Чистая правда. Полицейские постоянно сновали возле этой булочной, как пчелы вокруг улья. Еще одним ульем был сам участок, выходивший на крохотную улочку Сергея Прокофьева и крохотный круглый сквер – площадь Клода Эриньяка, французского префекта Корсики, убитого в Аяччо в 1998 году. Участок представлял собой двухэтажную стеклянную коробку, подпирающую тыльную стену жилого здания. Окна в коробке не открывались.
– У Пятнадцатого не так загружены улицы, – настаивал Арно. И тоже был прав.
– Но Пасси приятнее.
– Приятнее?
– Фешенебельнее, наряднее. Прямо по соседству мастерская спеца по замкам, что очень кстати. И, честное слово, рестораны в Пасси гораздо лучше, чем в Монпарнасе.
– Ну, если ты за меня заплатишь, – сказал Арно. – Они и дороже гораздо, по крайней мере для нашего кармана.
– Нет, не могу.
– Ну и как мы решим?
– Есть монетка?
– У кого это по утрам водится мелочь? В конце рабочего дня я все ссыпаю дома в коробку.
– А парковка?
– Мы полицейские, Дювалье. Паркуемся где хотим.
– Может быть, но я плачу.
Арно недоверчиво воззрился на него:
– За полицейскую машину?
– Вот именно.
– Но ты не обязан.
– Знаю, что не обязан, но плачу.
– И чего ради?
– Ради чести.
Они оказались вместе, потому что граница между Пятнадцатым и Шестнадцатым округами проходила прямо посредине Лебяжьего острова. Тела и лужи крови буквально оказались по обе стороны этой границы. Арно Вайсенбергера перевели сюда из Нанси, а Дювалье Саиди-Сифа – из Марселя, и они не так уж хорошо знали город.

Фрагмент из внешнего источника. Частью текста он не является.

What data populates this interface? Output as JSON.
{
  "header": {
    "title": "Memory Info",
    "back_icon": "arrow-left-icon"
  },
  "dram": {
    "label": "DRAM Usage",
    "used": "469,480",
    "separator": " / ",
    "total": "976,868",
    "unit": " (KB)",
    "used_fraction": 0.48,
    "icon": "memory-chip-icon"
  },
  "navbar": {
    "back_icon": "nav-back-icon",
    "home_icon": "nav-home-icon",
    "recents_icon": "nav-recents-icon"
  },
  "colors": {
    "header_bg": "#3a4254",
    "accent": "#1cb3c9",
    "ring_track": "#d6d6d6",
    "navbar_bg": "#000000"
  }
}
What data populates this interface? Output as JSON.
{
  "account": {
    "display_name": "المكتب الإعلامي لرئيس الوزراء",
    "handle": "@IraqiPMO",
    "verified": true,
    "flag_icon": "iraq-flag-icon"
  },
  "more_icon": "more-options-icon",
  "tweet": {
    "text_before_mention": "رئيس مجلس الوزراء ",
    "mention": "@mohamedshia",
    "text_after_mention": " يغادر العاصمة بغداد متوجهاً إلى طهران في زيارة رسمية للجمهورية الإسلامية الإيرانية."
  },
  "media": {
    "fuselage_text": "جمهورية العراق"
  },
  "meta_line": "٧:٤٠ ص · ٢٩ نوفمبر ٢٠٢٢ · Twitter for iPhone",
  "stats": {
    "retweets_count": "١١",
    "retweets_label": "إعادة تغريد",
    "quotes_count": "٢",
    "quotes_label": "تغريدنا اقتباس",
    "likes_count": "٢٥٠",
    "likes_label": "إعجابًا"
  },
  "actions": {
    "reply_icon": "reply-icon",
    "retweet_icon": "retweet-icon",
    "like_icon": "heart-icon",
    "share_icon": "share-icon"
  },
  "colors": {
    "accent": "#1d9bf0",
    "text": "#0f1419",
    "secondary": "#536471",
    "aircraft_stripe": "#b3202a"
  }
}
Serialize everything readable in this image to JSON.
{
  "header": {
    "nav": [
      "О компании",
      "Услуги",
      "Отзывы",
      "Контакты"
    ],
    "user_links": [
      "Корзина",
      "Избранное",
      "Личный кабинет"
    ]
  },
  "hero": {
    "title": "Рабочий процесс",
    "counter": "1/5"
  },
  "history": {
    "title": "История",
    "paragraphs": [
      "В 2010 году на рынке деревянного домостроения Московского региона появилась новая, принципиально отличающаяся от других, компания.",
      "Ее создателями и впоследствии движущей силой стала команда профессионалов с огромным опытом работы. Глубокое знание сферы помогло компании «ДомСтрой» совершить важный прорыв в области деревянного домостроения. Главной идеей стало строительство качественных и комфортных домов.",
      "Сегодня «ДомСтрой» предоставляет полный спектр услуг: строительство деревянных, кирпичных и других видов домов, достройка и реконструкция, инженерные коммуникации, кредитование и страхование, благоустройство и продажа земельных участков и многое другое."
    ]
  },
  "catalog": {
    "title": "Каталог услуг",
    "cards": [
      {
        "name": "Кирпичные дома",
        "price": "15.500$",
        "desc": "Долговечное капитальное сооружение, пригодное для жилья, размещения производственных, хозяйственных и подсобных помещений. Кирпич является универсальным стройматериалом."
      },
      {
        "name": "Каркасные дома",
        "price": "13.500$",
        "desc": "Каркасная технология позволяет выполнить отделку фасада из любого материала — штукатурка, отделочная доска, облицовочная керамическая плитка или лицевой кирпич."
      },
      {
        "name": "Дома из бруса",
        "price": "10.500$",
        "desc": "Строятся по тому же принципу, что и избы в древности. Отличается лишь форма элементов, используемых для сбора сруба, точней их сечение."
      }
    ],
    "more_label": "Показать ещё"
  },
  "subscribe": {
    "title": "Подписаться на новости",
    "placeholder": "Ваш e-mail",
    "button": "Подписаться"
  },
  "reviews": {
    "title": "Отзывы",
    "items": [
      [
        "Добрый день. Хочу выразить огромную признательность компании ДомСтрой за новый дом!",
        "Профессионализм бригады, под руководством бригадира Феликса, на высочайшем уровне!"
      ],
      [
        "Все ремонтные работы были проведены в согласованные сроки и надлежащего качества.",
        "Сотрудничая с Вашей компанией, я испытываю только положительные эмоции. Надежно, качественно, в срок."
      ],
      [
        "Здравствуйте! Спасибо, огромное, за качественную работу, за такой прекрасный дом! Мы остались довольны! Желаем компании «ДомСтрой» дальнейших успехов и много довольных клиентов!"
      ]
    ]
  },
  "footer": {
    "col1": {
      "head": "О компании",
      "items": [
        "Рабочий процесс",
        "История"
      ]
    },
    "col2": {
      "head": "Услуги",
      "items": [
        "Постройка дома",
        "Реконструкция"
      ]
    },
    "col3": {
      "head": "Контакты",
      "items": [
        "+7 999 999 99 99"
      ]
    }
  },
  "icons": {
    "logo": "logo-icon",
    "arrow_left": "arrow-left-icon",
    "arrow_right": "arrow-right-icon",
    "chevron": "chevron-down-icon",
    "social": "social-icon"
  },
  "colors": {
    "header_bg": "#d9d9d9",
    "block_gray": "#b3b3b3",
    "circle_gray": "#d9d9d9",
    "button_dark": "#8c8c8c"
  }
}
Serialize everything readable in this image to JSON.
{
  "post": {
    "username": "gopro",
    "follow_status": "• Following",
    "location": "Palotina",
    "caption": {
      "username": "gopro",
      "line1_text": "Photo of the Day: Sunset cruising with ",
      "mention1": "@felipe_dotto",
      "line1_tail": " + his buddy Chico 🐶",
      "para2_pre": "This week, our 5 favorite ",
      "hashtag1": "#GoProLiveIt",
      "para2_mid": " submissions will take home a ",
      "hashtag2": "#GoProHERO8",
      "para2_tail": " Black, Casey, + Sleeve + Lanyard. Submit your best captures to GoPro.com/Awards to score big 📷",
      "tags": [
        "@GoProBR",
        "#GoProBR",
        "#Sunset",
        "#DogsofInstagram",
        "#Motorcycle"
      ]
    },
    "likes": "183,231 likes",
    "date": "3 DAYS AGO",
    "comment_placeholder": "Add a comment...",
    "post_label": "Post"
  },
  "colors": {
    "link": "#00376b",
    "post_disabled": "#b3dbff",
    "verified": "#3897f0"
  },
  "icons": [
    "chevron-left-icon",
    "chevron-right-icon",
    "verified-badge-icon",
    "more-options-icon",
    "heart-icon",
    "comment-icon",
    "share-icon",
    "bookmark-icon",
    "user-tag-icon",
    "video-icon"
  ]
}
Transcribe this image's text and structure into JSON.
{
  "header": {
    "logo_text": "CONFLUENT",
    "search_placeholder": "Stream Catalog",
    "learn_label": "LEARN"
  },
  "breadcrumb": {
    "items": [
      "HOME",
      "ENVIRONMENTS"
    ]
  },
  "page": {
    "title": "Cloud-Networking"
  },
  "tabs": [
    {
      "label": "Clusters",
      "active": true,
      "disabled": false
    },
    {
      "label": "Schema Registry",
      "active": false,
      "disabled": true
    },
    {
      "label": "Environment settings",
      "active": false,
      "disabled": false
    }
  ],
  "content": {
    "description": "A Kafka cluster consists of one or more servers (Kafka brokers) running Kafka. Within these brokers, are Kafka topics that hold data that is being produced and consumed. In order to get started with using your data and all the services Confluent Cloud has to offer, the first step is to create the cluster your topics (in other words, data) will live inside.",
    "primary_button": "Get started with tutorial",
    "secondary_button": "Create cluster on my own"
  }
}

– Так что решаем? – спросил Арно. Он и в самом деле почти упирался коленями себе в грудь. – Если эта колымага разобьется, мы оба – покойники.
– А как тебе такой вариант? – предложил Дювалье. – Пока минутная стрелка твоих часов пройдет следующие пять минут, считаем машины, проезжающие мимо каждую минуту. Если белых машин будет менее двадцати процентов, то мы будем работать на рю-де-Вожирар и есть в «Сан-Флоране». Если больше двадцати процентов – то работаем на авеню Моцарт, шестьдесят два, и есть у спеца-замочника.
Тревожась, как бы не обидеть своего нового напарника, Арно глянул на часы. Оставалось три минуты до следующего деления.
– Дай-ка подумать.
Две минуты он считал машины, стараясь не подавать виду.
– Я знаю, что ты делаешь, – поймал его Дювалье.
– Ничего я не делаю.
– Да?
Две минуты спустя, когда оказалось, что меньше десяти процентов проехавших мимо машин были белыми, Арно сказал:
– Идет. Я согласен.
В оставшуюся минуту Дювалье заметил:
– И все равно. Я смотрел на тебя и видел. У тебя губы шевелились. Ты высчитал девять к одной, но отрезок времени был очень мал.
– Не понимаю, о чем ты.
После того как они начали считать, показалось, будто конгресс белых машин распустили на обед и все они рванули в Париж.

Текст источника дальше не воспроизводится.